Février est une période de reconnaissance de l’histoire et des contributions des Afro-Américains. Le Mois de l’histoire des Noirs, célébration annuelle, met en lumière l’autonomie économique, l’innovation et la résilience des Afro-Américains dans le commerce et l’entrepreneuriat.
L’existence de ce mois dédié révèle une marginalisation historique de leurs contributions. Son évolution témoigne d’une reconnaissance sociétale croissante de cette histoire. Le Mois de l’histoire des Noirs met en lumière des personnes dont la vision, le courage et la persévérance ont brisé les barrières et influencé le cours de l’histoire.
L’historien afro-américain Carter G. Woodson est à l’origine de cette célébration. En 1926, il lança la Negro History Week pour promouvoir l’histoire des Noirs, alors largement absente des manuels scolaires. Son choix de « la semaine en février » coïncidait avec les anniversaires d’Abraham Lincoln et de Frederick Douglass, figures emblématiques de la lutte pour la liberté et l’égalité
Au fil des décennies, la Negro History Week gagna en popularité et évolua vers le Mois de l’histoire des Noirs sur de nombreux campus universitaires à la fin des années 1960, marquée par le mouvement des droits civiques.

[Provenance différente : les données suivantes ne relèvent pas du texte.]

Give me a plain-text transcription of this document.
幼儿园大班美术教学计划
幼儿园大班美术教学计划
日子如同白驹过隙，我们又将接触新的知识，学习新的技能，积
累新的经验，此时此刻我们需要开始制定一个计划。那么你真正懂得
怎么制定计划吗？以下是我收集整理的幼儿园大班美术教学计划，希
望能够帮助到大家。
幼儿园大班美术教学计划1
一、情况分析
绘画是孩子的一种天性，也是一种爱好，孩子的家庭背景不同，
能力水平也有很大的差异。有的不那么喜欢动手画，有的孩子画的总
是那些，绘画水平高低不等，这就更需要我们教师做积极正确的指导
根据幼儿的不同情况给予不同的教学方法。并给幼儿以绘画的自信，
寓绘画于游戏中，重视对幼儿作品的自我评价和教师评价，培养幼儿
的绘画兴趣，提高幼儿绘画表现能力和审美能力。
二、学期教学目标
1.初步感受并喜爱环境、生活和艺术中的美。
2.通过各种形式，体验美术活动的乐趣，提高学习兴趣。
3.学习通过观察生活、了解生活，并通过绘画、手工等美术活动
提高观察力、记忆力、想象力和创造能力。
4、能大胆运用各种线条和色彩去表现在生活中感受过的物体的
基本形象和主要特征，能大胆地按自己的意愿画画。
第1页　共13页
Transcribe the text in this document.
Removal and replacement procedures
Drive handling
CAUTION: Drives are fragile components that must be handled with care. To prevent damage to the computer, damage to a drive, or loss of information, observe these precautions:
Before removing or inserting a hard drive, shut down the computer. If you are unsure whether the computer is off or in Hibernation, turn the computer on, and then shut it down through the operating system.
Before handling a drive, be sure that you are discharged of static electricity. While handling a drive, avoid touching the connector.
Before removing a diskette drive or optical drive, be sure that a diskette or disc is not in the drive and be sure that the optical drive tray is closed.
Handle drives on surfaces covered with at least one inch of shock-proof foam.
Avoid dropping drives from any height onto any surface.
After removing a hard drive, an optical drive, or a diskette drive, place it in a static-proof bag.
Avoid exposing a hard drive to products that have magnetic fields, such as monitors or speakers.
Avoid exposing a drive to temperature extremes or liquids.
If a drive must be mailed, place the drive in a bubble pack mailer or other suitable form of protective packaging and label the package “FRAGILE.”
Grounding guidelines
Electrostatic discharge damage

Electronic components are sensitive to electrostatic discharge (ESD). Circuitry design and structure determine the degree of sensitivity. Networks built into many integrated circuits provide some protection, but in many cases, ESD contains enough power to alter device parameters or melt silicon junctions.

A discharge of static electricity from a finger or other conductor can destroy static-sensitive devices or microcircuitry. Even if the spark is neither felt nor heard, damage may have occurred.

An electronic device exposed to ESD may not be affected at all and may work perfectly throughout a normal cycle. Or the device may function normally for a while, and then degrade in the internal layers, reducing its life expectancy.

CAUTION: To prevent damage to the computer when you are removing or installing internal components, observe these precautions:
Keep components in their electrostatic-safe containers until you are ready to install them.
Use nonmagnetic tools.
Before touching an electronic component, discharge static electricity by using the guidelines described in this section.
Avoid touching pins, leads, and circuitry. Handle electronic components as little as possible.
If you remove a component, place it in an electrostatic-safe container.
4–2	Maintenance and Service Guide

En 1976, le président Gerald Ford reconnut officiellement le Mois de l’histoire des Noirs. En 1986, le Congrès désigna officiellement février comme « Mois national de l’histoire des Noirs (afro-américains) ». Cette évolution reflète l’influence croissante de la communauté noire et une reconnaissance sociétale plus large de l’impact de l’histoire des Noirs.
Woodson fonda également, l’Association for the Study of Negro Life and History (ASNLH), aujourd’hui Association for the Study of African American Life and History (ASALH), pour mettre en lumière les contributions des Afro-Américains et garantir que leur histoire soit étudiée et valorisée. Il ne s’agissait pas seulement de commémorer des individus, mais de souligner les réalisations collectives de la communauté noire.
Rosa Parks, en refusant de céder sa place dans un autobus en 1955, devint un symbole de la lutte pour les droits civiques et déclencha le boycott des bus de Montgomery. Maya Angelou, poétesse, écrivaine et militante, a captivé et inspiré des générations avec ses œuvres. Son autobiographie, « Je sais pourquoi chante l’oiseau en cage », est un récit poignant de son enfance. Le Mois de l’histoire des Noirs célèbre également les leaders, artistes, entrepreneurs et militants contemporains qui perpétuent cet héritage, comme Oprah Winfrey, Lebron James, Ava Duvernay et Ta-Nehisi Coates.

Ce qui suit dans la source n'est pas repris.